Item 1.01
— Entry into Material Definitive Agreement.
On June 28, 2019, TheMaven, Inc., ( “Maven”),
entered into a securities purchase agreement (the “Securities Purchase Agreement”) with several accredited investors
(the “Investors”), pursuant to which Maven sold an aggregate of 23,100 shares of Maven’s Series I Convertible
Preferred Stock, par value $0.01 per share (the “Series I Preferred Stock”), at a stated value of $1,000 (the “Stated
Value”), initially convertible into 46,200,000 shares of Maven’s common stock, par value $0.01 per share (the “Common
Stock”), at a conversion rate equal to the Stated Value divided by the conversion price of $0.50, for aggregate gross proceeds
of $23.1 million.
The number of shares issuable upon conversion
of the Series I Preferred Stock is adjustable in the event of stock splits, stock dividends, combinations of shares and similar
transactions.

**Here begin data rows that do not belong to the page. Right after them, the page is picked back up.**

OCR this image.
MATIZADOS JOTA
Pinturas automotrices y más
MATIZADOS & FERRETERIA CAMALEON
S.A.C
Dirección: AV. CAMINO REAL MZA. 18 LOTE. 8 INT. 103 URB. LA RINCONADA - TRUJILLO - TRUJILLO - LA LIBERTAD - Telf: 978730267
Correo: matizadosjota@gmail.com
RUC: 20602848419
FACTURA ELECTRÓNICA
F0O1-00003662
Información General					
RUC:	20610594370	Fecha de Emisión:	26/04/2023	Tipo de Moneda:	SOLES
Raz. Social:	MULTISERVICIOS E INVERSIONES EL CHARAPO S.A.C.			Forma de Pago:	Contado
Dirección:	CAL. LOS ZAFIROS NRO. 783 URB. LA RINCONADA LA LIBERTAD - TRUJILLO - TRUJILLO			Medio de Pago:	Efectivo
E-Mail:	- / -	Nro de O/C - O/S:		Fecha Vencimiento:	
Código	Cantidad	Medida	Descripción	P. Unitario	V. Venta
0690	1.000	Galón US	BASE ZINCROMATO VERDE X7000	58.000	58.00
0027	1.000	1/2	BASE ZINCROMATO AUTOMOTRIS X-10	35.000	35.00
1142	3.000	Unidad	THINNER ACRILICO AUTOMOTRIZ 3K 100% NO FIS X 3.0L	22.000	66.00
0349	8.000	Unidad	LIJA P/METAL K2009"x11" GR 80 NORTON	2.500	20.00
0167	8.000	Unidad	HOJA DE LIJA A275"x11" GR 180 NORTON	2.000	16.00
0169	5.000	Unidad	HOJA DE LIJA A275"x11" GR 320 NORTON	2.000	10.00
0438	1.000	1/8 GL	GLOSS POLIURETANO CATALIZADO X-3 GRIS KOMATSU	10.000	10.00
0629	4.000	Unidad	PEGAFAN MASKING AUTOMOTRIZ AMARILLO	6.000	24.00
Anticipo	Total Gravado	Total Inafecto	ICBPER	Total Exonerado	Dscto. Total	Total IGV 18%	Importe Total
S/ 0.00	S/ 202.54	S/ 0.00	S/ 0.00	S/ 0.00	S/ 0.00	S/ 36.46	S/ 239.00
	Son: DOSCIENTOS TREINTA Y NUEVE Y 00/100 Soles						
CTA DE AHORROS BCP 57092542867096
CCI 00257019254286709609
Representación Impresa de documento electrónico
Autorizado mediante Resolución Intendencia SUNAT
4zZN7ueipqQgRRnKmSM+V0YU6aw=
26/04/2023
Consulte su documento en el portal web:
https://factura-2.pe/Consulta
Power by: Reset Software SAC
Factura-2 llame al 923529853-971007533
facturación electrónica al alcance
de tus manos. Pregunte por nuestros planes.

All of the shares of Series I Preferred Stock shall convert automatically into shares of Common Stock on the date
which an amendment to Maven’s Certificate of Incorporation, which increases the number of authorized shares of Common Stock
to such number that all of the Series I Preferred Stock and all of Maven’s Series H Convertible Preferred Stock may be converted
in full by the holders thereof, is filed and accepted with the State of Delaware.
B. Riley FBR, Inc., a full service investment bank and wholly-owned
subsidiary of B. Riley Financial, Inc. (“B. Riley”) acted as placement agent for the financing and earned a fee of
$1,386,000 in consideration for its services plus $52,500 in reimbursement of legal fees and other transaction costs. Maven intends
to use the net proceeds of approximately $21.7 million from the financing to partially re-pay that previously announced Amended
and Restated 12.0% Senior Secured Note, due June 14, 2022 (the “Note”), in the aggregate principal amount of $68,000,000,
issued on June 14, 2019 to an affiliated entity of B. Riley, and to pay deferred fees of approximately $3.4 million related
to that borrowing facility.
Additionally, pursuant to a Registration
Rights Agreement (“Registration Rights Agreement”) entered into in connection with the Securities Purchase Agreement,
Maven agreed to register the shares issuable upon conversion of the Series I Preferred Stock for resale by the Investors. Maven
has committed to file the registration statement by no later than the 30th calendar day following the date Maven files its (a)
Annual Report on Form 10-K for the fiscal year ended December 31, 2018, (b) all its required Quarterly Reports on Form 10-Q since
the quarter ended September 30, 2018, through the quarter ended September 30, 2019 and its refiling of the Quarterly Report on
Form 10-Q for the quarter ended June 30, 2018, and (c) Current Report on Form 8-K in connection with the acquisitions of The Street,
Inc. and its license with ABG-SI LLC, with the Securities and Exchange Commission, but in no event later than December 1, 2019
(the “Filing Date”). Maven has also committed to cause the registration statement to become effective by no later than
90 days after the Filing Date (or, in the event of a full review by the staff of the Securities and Exchange Commission, 120 days
following the Filing Date). The Registration Rights Agreement provides for liquidated damages upon the occurrence of certain events
up to a maximum amount of 6% of the aggregate amount invested by such Investor pursuant to the Purchase Agreement.
The foregoing is only a brief description
of the respective material terms of the Securities Purchase Agreement and the Registration Rights Agreement and is qualified in
its entirety by reference to the form of Purchase Agreement and the Registration Rights Agreement that are filed as Exhibits 10.1
and 10.2, respectively, to this Current Report on Form 8-K and incorporated by reference herein.